BERNARD HEJBLUM : HORS DE LA CAGE.

Annonce 
Un festival à ne pas manquer

La 18e édition du Festival International du Film sur la Résistance aura lieu du 13 au 23 novembre 2015. « Compte tenu du 70e anniversaire de la fin des combats en Europe et dans le Pacifique comme de la libération des camps de concentration nazis, la programmation du 18e FIFR est essentiellement consacrée à l’évocation des derniers mois du second conflit mondial en Allemagne, en Italie et dans l’archipel nippon ainsi qu’à la mémoire de la Déportation".

Consultez le programme ici

Tel : 04 93 81 15 96
Site : musee-resistance azureenne.com

L'invité du jour: Bernard Hejblum



©JL+L

Bernard Hejblum est un homme fascinant et attachant. Sa vie est riche de mille expériences, de mille traversées et autres aventures. D’une voix grave et mélodieuse, il se livre avec juste ce qu’il faut de pudeur retenue. Lorsqu’on le côtoie, on songe immédiatement à un arbre. Il en a la force, la fragilité, la rugosité, la tendresse.

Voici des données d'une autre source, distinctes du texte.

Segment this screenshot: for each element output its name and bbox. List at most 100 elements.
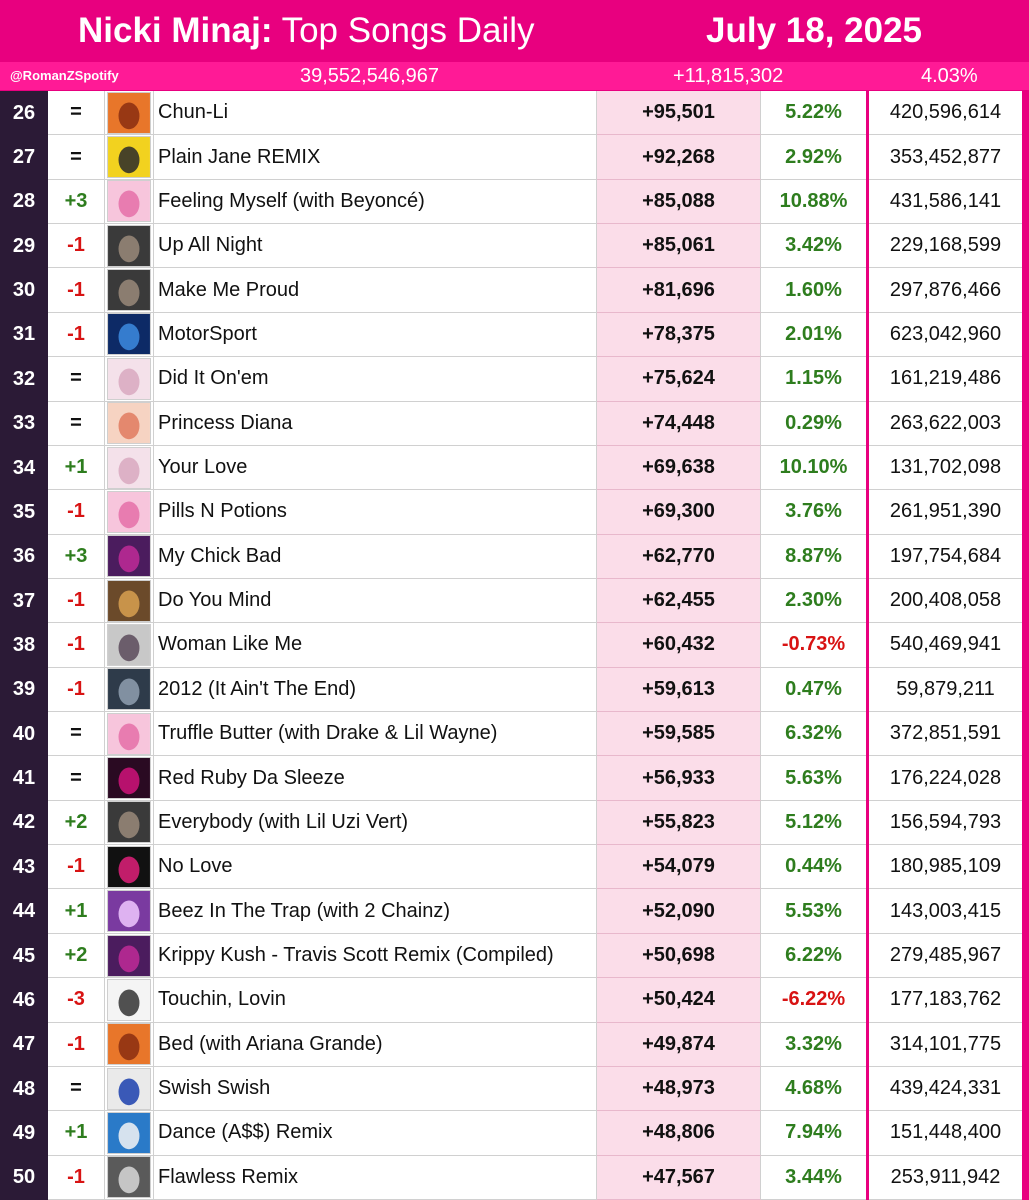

Les pieds fermement arrimés à la terre, il se souvient, il crée, il s’indigne, il vit au gré des bourrasques, son cœur palpite sous l’écorce…

Il a accepté de venir témoigner dans le cadre de l’émission de l’Amejdam, « Au nom des enfants ». 
Il a parlé de ses quatre années passées dans une ferme perdue dans la forêt des Landes et il a expliqué sa démarche de « sculpteur de cages ».

La ligne de démarcation 


Image empruntée ici


La traque

La traque a commencé le 14 mai 1941, mon père  a été arrêté et il s’en est suivi tout un chamboulement dans mon existence. Tout a été changé ce jour-là. J’étais en pension, j’étais en vacances lorsque mon père s’est présenté au commissariat de police. Il n’est pas revenu. À la pension, quelque temps après, ma nourrice n’a pas pu me garder. Les voisins, les miliciens ont demandé à ce qu’elle se sépare de moi. Donc, on m’a mis dans un train comme un paquet. Je suis arrivé à la gare de l’Est et je me suis rendu à notre domicile. Là, ma mère avait été arrêtée et je me suis retrouvé seul. J’avais 10 ans et demi. Donc, à partir de cet âge-là, j’étais absolument seul. Les voisins m’ont recueilli et m’ont fait passer la ligne de démarcation. Donc je suis arrivé dans cette ferme et on m’a demandé : « mais où vas-tu de l’autre côté ? » de la ligne de démarcation. J’ai dit, « mais je n’ai personne » et on m’a dit : « Et bien, reste ». Je suis resté pendant quatre ans dans cette ferme. Cette ferme se trouvait dans les Landes, juste à cheval sur la ligne de démarcation tout près d’un village qui s’appelle Hagetmau.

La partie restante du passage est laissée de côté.